Saya dengan salah satu guru saya, Uni Noni. Dokumentasi Ari Kinoysan Wulandari.
Pernah nggak sih, kamu merasa hidupmu “biasa-biasa saja”? Padahal kalau dilihat oleh orang lain, sebenarnya banyak banget hal yang bisa kita syukuri. Misalnya, kita sehat, punya keluarga, punya rumah, baju banyak, bisa makan tiga kali sehari, bisa tertawa bebas, bisa beribadah dengan mudah, punya pekerjaan dan penghasilan, dlsb. Tapi anehnya, hati tetap saja merasa kurang. Nah, kenapa ya kita sering kali nggak mudah bersyukur?
Manusia cenderung membandingkan.
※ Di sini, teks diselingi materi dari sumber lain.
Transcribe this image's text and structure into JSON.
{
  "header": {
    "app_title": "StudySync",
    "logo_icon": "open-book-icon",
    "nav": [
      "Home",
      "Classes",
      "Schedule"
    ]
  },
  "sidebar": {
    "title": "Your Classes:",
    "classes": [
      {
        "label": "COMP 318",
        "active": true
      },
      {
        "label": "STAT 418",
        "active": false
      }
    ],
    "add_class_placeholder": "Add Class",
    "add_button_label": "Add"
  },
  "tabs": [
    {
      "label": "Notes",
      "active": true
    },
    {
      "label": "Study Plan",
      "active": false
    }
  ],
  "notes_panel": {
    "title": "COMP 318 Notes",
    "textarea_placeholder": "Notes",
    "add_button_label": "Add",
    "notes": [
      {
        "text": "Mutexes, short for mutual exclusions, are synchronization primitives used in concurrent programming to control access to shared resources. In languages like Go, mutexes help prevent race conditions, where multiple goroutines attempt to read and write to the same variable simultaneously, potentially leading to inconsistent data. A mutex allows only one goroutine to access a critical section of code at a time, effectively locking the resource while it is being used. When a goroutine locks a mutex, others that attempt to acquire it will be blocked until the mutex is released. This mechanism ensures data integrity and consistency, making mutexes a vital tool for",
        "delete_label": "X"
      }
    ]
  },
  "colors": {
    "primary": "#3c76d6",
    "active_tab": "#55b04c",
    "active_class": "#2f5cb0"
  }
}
Saat teman liburan ke luar negeri, kita merasa liburan ke kota sebelah jadi “nggak ada apa-apanya”. Padahal, kebahagiaan bukan datang dari seberapa mewah tempatnya, tapi bagaimana kita menikmatinya.
Membandingkan terus-menerus bikin hati gampang merasa kurang, seolah apa yang ada sekarang nggak pernah cukup. Kita selalu menghitung-hitung yang belum kesampaian atau belum ada, sampai lupa menikmati semua yang sudah ada.
Sering kali kita mengukur hidup dari standar sosial media: harus punya barang-barang branded, wajah glowing, rumah estetik, piknik serba luar negeri, karier cemerlang, mobil mentereng, anak-anak sekolah di tempat-tempat elite favorit, dll. Kalau belum sampai titik itu, rasanya hidup kita (masih) gagal.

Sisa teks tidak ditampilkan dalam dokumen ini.